Price changes seen in the gas market are being cited as a once-in-a-generation event not seen since the oil crisis of the 1970s.
On the back of this, several countries across Europe have announced that they are bringing coal-fired power stations back online which has consequently resulted in a drop in carbon prices.
Other problems with the Nord Stream gas pipeline including planned seasonal maintenance is causing further disruption to supply and future pricing concerns. Add to that the ongoing Russian energy sanctions and the likelihood of gas rationing in Europe have increased significantly.
Electricity and Gas Prices
Electricity and gas markets have been bullish throughout June showing forward curve growth of 44% and 57% respectively on winter wholesale prices.
This is mainly due to supply concerns across the globe and the ongoing Russian war with Ukraine.
Our flexible purchasing customers are buying on EPEX which is a European auction for power. Because they auction every hour of each day, customers get the “market average” price as opposed to a fixed-term contract over eg a 12-month period whilst prices are so high. Being on this product means that you will pay the average of each day for the month and once the market falls the price will follow.
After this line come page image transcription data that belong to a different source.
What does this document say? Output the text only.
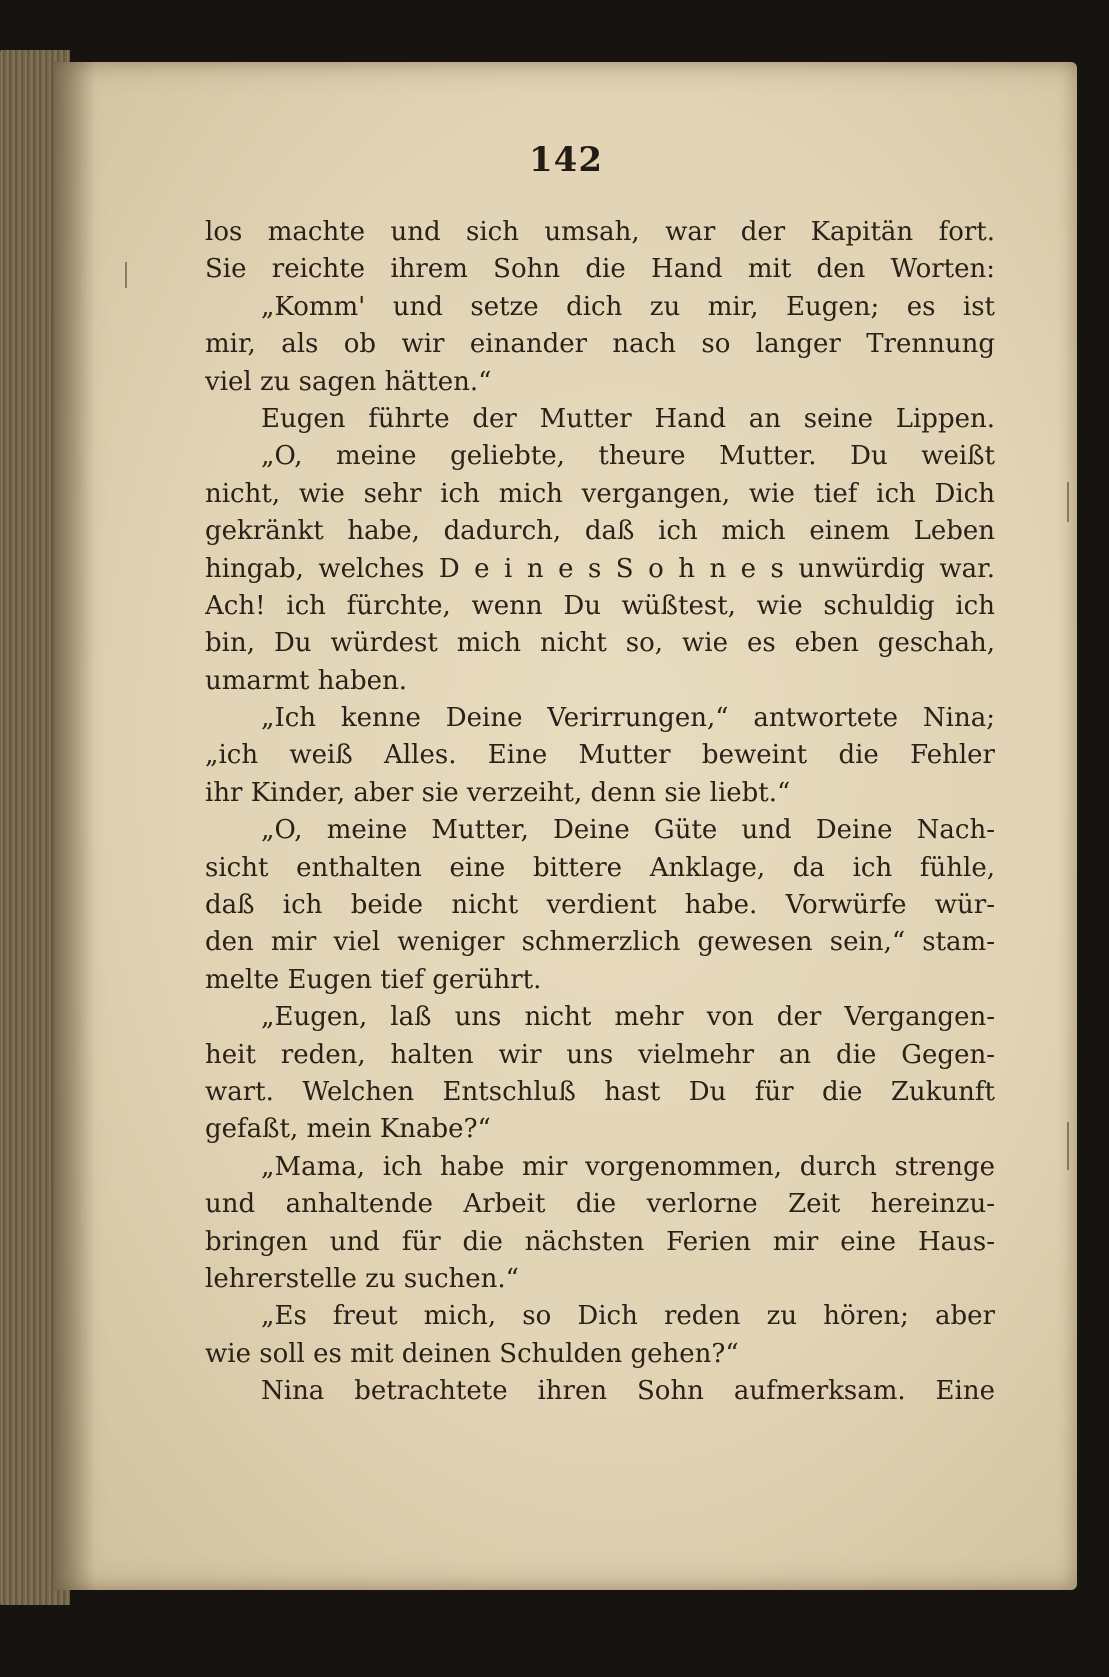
142
los machte und sich umsah, war der Kapitän fort.
Sie reichte ihrem Sohn die Hand mit den Worten:
„Komm' und setze dich zu mir, Eugen; es ist
mir, als ob wir einander nach so langer Trennung
viel zu sagen hätten.“
Eugen führte der Mutter Hand an seine Lippen.
„O, meine geliebte, theure Mutter. Du weißt
nicht, wie sehr ich mich vergangen, wie tief ich Dich
gekränkt habe, dadurch, daß ich mich einem Leben
hingab, welches D e i n e s S o h n e s unwürdig war.
Ach! ich fürchte, wenn Du wüßtest, wie schuldig ich
bin, Du würdest mich nicht so, wie es eben geschah,
umarmt haben.
„Ich kenne Deine Verirrungen,“ antwortete Nina;
„ich weiß Alles. Eine Mutter beweint die Fehler
ihr Kinder, aber sie verzeiht, denn sie liebt.“
„O, meine Mutter, Deine Güte und Deine Nach-
sicht enthalten eine bittere Anklage, da ich fühle,
daß ich beide nicht verdient habe. Vorwürfe wür-
den mir viel weniger schmerzlich gewesen sein,“ stam-
melte Eugen tief gerührt.
„Eugen, laß uns nicht mehr von der Vergangen-
heit reden, halten wir uns vielmehr an die Gegen-
wart. Welchen Entschluß hast Du für die Zukunft
gefaßt, mein Knabe?“
„Mama, ich habe mir vorgenommen, durch strenge
und anhaltende Arbeit die verlorne Zeit hereinzu-
bringen und für die nächsten Ferien mir eine Haus-
lehrerstelle zu suchen.“
„Es freut mich, so Dich reden zu hören; aber
wie soll es mit deinen Schulden gehen?“
Nina betrachtete ihren Sohn aufmerksam. Eine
The EPEX price currently for May is 16.23 p/kWh (commodity), and the overall rate will be 23 p/kWh+ with the non-commodity added to it.
Carbon Spot Prices
Carbon prices have been heavily impacted throughout June, dropping by 15% following various European countries turning to coal for generation to combat the immediate energy issues.
Brent crude oil has been bearish this month, decreasing by 4% over the month, with news of inflation and recession keeping prices at bay.
Brent Crude oil prices climbed to around $120 per barrel mid-month following tight supply and an expected increase during the summer. This should be eased by OPEC+ increasing its output from 432,000 to 648,000 barrels a day.